Khora
Kitaplığı ilk kez 1988 yılında yayınlanmış olan ve uzun bir zamandır baskısı
tükendiği için yeni kuşakların ulaşmakta zorlandığı Niyazi Kızılyürek’in
Paşalar Papazlar kitabının elinizde tuttuğunuz ikinci baskısını
gerçekleştirmekle gurur duyuyor. Yirmi üç yıl önce yayınlanmış bir kitabın
bugün yeniden basılması için ya hala güncele dair söyleyecek sözü ya da tarihe
ışık tutan bir belge olması gerekir. Paşalar Papazlar’ın içinde belge
niteliğinde bir çok yön bulunabilir. Ancak bizim için öncelikli kıymeti ülkemiz
Kıbrıs’ın güncelliğine dair söylediklerinin hala eskimemiş olmasındadır.
Paşalar
Papazlar Kıbrıs’ın ve Kıbrıslıların içerisinde bulunduğu bağımlılık sarmalını
diyalektik yöntemin ışığı altında irdeleyen bir kitap.

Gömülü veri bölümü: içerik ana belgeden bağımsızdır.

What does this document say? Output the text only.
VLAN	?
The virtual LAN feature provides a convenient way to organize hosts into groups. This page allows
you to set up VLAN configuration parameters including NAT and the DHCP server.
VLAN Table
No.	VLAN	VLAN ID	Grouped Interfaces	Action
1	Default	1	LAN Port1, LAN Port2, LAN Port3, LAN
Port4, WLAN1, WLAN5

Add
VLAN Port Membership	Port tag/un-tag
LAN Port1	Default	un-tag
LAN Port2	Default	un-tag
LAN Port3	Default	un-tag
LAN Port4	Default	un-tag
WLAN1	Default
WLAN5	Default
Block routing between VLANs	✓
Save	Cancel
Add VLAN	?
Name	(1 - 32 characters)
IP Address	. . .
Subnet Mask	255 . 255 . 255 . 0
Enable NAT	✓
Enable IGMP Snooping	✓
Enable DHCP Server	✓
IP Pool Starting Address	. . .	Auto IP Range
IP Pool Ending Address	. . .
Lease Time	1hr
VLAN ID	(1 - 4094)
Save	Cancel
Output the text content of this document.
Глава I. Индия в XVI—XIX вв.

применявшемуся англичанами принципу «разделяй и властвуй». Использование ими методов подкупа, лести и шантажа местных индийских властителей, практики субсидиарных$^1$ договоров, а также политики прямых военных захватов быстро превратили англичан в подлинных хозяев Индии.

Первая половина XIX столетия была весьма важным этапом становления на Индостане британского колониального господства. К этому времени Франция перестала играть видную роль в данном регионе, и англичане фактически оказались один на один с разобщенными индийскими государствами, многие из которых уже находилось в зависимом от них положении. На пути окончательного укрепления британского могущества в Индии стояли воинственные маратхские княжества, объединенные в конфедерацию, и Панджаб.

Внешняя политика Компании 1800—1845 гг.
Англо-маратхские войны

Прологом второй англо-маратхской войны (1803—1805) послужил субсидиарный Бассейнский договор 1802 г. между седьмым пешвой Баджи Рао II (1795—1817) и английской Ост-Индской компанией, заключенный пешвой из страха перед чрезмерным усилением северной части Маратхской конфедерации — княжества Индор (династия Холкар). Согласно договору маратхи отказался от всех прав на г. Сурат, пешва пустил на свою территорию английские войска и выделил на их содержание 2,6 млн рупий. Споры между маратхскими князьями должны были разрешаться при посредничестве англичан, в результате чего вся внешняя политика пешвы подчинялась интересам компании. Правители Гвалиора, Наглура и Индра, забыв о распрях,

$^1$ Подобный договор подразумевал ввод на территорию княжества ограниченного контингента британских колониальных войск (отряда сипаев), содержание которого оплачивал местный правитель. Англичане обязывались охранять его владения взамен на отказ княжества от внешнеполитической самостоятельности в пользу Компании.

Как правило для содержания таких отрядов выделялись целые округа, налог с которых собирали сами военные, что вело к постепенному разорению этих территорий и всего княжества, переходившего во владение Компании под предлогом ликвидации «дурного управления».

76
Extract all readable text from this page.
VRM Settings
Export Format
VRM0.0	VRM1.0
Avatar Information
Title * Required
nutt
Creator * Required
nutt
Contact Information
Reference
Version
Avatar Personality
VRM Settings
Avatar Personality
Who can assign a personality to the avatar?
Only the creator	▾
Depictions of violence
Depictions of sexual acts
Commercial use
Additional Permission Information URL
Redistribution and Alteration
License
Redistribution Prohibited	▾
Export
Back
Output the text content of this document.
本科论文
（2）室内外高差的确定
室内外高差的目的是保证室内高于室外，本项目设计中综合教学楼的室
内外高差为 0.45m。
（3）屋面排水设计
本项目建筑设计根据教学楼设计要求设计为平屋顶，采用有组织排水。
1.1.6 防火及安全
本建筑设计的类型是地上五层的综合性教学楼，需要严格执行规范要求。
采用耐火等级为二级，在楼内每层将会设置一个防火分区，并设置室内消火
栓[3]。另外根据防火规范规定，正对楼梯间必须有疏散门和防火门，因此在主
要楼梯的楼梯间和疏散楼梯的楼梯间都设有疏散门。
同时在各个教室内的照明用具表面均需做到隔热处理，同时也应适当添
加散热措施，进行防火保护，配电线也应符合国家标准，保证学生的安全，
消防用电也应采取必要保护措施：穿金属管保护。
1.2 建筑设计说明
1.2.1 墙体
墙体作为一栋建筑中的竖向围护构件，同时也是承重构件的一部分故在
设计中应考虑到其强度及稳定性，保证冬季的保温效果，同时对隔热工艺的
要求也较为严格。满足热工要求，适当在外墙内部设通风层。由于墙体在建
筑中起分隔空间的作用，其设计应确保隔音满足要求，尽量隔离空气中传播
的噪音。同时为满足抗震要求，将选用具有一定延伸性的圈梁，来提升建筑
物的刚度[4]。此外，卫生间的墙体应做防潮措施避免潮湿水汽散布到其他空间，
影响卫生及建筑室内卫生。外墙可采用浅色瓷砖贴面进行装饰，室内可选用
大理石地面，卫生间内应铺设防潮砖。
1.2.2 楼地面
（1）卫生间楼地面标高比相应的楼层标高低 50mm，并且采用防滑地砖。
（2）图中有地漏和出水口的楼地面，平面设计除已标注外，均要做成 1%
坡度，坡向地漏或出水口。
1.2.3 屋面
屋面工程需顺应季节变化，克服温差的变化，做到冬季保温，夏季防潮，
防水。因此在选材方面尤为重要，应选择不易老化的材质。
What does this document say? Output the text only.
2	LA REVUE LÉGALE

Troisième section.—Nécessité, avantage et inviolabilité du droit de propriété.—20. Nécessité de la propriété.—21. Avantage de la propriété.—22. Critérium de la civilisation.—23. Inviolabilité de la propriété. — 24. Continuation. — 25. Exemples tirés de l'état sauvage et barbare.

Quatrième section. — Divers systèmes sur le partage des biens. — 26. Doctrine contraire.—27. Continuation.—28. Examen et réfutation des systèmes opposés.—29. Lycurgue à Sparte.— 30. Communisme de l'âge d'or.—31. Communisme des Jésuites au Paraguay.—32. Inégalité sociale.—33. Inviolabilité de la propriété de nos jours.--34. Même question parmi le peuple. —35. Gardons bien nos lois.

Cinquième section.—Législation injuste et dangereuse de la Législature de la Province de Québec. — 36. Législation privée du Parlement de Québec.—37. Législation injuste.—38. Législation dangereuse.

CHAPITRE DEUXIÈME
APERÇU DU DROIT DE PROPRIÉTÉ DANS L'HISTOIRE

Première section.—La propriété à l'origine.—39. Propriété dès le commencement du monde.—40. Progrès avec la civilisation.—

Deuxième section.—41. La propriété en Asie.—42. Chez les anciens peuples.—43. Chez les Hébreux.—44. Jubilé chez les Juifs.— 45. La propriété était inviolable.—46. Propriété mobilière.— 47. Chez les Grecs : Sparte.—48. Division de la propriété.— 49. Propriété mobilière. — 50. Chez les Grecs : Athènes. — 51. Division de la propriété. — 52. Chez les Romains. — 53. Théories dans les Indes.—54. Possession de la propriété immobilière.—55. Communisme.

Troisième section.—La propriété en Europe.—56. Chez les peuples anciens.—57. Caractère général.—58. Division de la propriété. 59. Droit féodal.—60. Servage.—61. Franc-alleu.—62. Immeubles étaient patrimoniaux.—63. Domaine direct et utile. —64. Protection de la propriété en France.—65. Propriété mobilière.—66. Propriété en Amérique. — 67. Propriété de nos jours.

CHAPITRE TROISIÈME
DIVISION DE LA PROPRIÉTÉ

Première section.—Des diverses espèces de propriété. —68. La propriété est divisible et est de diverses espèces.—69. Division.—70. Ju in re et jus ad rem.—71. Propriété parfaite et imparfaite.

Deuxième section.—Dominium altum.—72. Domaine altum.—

Özellikle adına Kıbrıs
Sorunu denilen ve ne kadar zamandır sürdüğü dahi meselenin tarafları açısından
tartışmalı olan sorunu, tüm boyutları ile ve çok yönlü ilişkilerin her birine
ayrı ayrı odaklanarak çözümlüyor olması dahi, bugün birçok araştırmada
ulaşamadığımız felsefi bir derinlik katıyor kitaba. Meselenin tüm aktörlerini
(Kıbrıslı Türk yukarı sınıfı, Kıbrıslı Elen yukarı sınıfı, Kıbrıslı Türk halkı,
Kıbrıslı Elen halkı, Türkiye, Yunanistan, İngiltere ve ABD) birbirleriyle olan
ilişkileri ve çelişkileri çerçevesinde ve bu ilişki/çelişkileri tarihsel
sürecin devingenliği ile değişen bir olgu olarak kavrama çabası ülkemizde
sadece 1988 için değil hala yeni sayılabilecek bir yaklaşımdır. En iyi
bildiğimiz şey olarak düşündüğümüz Kıbrıs Sorunu’nu algılayışımızda ya dış
dünyayı görmezden gelen ve tamamen içerdeki olaylara/kişisel hikayelere
odaklanan ya da tamamen dışardan içeriye hiyerarşik bir çizgi ile tüm olguları
izah etmeye çalışan tek yanlı bakış açıları kahve sohbetlerimizden akademik
ortamlarımıza kadar yaygınlığını devam ettirmektedir. Paşalar Papazlar ise ne
“dışarının” ne de “içerinin” ne de “dışarısı ile içerisinin karşılıklı
ilişki/çelişkilerinin” homojen bir nitelik arzetmediğini yalın bir dil ile
ortaya koyuyor. Üstelik bunu yaparken “içeride” köklenen “dışarı” ve zaman
zaman “dışarı”yı belirleme noktasına gelen “içeri”sine dair bir netlik de
yakalayabiliyor. Tarihsel birçok etkenin de sonucu olarak çok faktörlü bir
denklem haline gelen Kıbrıs Sorunu’na dair söylenecek her sözü söyleyen bir
kitaptan değil; kullandığı yöntem itibariyle her olguyu yorumlamaya olanak
veren bir yaklaşımdan bahsediyoruz. İşte Paşalar Papazlar’da bize göre hala
yeni olan bu yaklaşımdır.
Kitabı
yayına hazırlarken, sayın Niyazi Kızılyürek’in de onayı ile bazı kavramların
üzerinden yeniden geçildi. Önceki baskıda “çatışkı” olarak kullanılan kavram bu
baskıda yerine göre “çelişki” veya “çatışma” olarak değiştirildi. Yine önceki
baskıda bulunan “Kıbrıs Rum/Kıbrıs Yunan” gibi ifadeler “Kıbrıslı Helen”;
“Kıbrıs Türk” ifadesi de “Kıbrıslı Türk” olarak değiştirildi. Ayrıca daha önce
“İngiliz Yönetimi”, “İngiliz Hükümeti” ve “İngiliz İdaresi” şeklindeki
ifadelerin yerine tek bir isimle “İngiliz Sömürge Yönetimi” ifadesi konuldu.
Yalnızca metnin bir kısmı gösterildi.